Em janeiro de 2026, a Secretaria Municipal das Finanças de Fortaleza (SEFIN) editou a Instrução Normativa (IN) nº 01/2026, reconhecendo que a imunidade do ITBI na integralização de imóveis não dependeria da análise da atividade preponderante da empresa adquirente. Esse entendimento foi mantido pela IN nº 03/2026, que revogou formalmente a norma anterior, mas preservou o reconhecimento da imunidade incondicionada.

No entanto, por meio da recente IN nº 04/2026, publicada em 06/02/2026, a SEFIN declarou a nulidade de ambas as normas, tornando-as sem efeito desde a origem.

Os fundamentos foram dois: (i) a IN nº 01/2026 foi editada com vício quanto aos pressupostos de fato, uma vez que o Tema nº 1.348 ainda não teve tese fixada pelo STF — o julgamento está suspenso por pedido de vista do Ministro Gilmar Mendes —; e (ii) a IN nº 03/2026 supostamente extrapolou a competência da SEFIN ao interpretar dispositivo constitucional sobre o qual o STF ainda não se pronunciou definitivamente.

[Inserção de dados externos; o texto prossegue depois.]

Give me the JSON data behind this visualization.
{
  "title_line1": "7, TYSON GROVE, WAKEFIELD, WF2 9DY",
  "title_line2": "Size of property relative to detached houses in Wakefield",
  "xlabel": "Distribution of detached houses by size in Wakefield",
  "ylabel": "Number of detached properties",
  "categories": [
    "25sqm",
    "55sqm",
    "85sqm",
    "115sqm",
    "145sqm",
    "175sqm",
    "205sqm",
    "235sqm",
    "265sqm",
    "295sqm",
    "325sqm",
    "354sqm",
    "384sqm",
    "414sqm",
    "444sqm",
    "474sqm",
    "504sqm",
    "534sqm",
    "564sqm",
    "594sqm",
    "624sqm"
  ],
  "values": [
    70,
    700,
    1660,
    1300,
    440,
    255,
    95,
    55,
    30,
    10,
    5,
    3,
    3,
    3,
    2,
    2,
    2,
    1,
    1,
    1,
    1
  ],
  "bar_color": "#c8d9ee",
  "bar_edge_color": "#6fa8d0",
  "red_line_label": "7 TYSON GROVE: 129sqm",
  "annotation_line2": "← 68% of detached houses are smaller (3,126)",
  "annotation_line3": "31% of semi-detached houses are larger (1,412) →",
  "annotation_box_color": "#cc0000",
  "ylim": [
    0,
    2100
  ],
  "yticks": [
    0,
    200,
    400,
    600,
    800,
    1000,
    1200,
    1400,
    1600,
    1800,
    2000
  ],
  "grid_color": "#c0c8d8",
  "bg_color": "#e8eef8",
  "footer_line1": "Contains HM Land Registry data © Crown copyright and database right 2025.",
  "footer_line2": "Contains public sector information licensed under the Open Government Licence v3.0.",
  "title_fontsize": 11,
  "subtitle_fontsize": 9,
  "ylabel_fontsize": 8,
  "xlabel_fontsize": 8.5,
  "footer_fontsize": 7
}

Com a anulação promovida pela IN nº 04/2026, o entendimento da SEFIN retorna ao estado anterior: a imunidade de ITBI nas operações de integralização de imóveis ao capital social é condicionada à inexistência de atividade preponderantemente imobiliária na empresa adquirente.

O efeito retroativo da anulação, contudo, suscita uma questão relevante: as operações realizadas entre 26/01/2026 e 06/02/2026 — período de vigência das INs nº 01 e 03 — ficam, em tese, sujeitas ao entendimento anterior da SEFIN. Isso significa que, mesmo nos casos em que a imunidade já havia sido reconhecida administrativamente para uma operação específica, esse reconhecimento poderia ser revisto. Contudo, a aplicação retroativa da IN nº 04/2026 a situações já consolidadas é juridicamente questionável e merece acompanhamento.

Diante desse cenário, contribuintes que obtiveram o reconhecimento administrativo da imunidade durante o período de vigência das INs nº 01 e 03/2026 devem estar atentos à possibilidade de revisão desses reconhecimentos pela SEFIN. Recomendamos, ainda, o acompanhamento do julgamento do Tema nº 1.348/STF, cuja conclusão será determinante para essa matéria.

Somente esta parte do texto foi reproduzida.